A fatal case of hypernatraemic dehydration in a neonate.

Author information

  • 1Helen McMillan Paediatric Intensive Care Unit, The Children's Hospital at Westmead, New South Wales, Australia. EvelineS@chw.edu.au

Abstract

Problems with lactation can result in hypernatraemic dehydration in the neonate, with potentially severe adverse consequences. This is illustrated in this fatal case of a 10 day old neonate who presented with excessive hypernatraemic dehydration due to insufficient breast milk intake, resulting in cerebral sinus vein thrombosis with cerebral haemorrhage and infarction. Differential diagnosis included excessive sodium intake (through inappropriately mixed formula or house remedies or through hyperaldosteronism) and high water deficit (renal or gastrointestinal losses, nephrogenic or central diabetes insipidus), all of which were ruled out by specific investigations or history.
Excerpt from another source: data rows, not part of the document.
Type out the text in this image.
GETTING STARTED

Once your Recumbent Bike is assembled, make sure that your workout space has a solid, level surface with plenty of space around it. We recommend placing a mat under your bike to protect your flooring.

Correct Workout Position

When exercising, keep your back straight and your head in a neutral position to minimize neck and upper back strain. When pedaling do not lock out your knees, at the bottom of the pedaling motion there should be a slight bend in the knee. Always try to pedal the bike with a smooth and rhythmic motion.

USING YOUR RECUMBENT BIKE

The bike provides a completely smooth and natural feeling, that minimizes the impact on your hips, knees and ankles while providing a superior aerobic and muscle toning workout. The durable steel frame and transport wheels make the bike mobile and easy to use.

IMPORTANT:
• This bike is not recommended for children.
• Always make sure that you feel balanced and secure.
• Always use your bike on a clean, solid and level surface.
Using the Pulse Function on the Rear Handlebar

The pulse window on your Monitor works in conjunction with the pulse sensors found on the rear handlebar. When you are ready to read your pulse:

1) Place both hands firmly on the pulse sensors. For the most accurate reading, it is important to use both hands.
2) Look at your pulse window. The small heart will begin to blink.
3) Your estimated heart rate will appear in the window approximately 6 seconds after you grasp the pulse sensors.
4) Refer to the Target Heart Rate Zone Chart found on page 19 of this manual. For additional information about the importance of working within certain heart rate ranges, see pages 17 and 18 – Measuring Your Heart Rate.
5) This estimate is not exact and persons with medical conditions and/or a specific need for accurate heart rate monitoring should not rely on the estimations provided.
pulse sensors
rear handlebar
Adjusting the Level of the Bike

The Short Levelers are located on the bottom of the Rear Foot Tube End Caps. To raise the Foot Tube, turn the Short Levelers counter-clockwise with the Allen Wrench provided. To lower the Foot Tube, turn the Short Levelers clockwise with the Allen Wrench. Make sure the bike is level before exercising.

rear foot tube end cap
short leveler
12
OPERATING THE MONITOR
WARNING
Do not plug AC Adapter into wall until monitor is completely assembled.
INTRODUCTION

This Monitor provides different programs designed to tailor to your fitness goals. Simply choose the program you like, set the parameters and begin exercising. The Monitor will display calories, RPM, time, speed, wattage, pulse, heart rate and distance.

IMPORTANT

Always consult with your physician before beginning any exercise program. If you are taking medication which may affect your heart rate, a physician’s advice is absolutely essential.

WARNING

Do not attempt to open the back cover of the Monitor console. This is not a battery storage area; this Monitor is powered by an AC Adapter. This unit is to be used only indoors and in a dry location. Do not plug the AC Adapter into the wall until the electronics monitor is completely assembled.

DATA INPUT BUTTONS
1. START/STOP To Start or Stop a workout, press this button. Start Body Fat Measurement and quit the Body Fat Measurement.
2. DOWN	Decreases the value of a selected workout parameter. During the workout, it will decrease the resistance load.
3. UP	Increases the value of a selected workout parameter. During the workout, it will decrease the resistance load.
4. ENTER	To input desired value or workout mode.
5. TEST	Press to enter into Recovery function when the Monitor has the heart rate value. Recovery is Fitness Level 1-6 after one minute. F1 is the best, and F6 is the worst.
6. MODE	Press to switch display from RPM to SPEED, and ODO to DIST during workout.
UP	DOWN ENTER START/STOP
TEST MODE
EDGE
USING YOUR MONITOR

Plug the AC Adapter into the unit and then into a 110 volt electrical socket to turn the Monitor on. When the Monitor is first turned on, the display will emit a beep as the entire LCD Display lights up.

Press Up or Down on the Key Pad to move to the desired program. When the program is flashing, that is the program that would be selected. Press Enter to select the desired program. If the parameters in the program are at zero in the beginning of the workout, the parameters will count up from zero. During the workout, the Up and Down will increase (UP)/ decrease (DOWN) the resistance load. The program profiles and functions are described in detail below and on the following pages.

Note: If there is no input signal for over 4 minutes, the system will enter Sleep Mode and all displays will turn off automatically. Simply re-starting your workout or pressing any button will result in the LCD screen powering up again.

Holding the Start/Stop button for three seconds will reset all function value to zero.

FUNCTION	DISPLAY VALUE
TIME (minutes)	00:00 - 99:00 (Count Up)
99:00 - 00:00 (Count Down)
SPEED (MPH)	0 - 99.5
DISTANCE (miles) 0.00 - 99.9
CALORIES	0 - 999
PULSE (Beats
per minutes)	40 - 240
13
No evidence was found for inborn error of metabolism. The dehydration in this baby, however, was accentuated by trans-epidermal water loss due to an ichthyosiform skin condition. This first ever reported Australian fatality from neonatal hypernatraemic dehydration supports the concern of health care professionals over rising incidences of this entity in exclusively breastfed infants, and should encourage endorsement of improved monitoring of weight loss in newborns and breastfeeding support for their mothers.

© 2012 The Authors. Journal of Paediatrics and Child Health © 2012 Paediatrics and Child Health Division (Royal Australasian College of Physicians).

PMID:
22970682
[PubMed - indexed for MEDLINE]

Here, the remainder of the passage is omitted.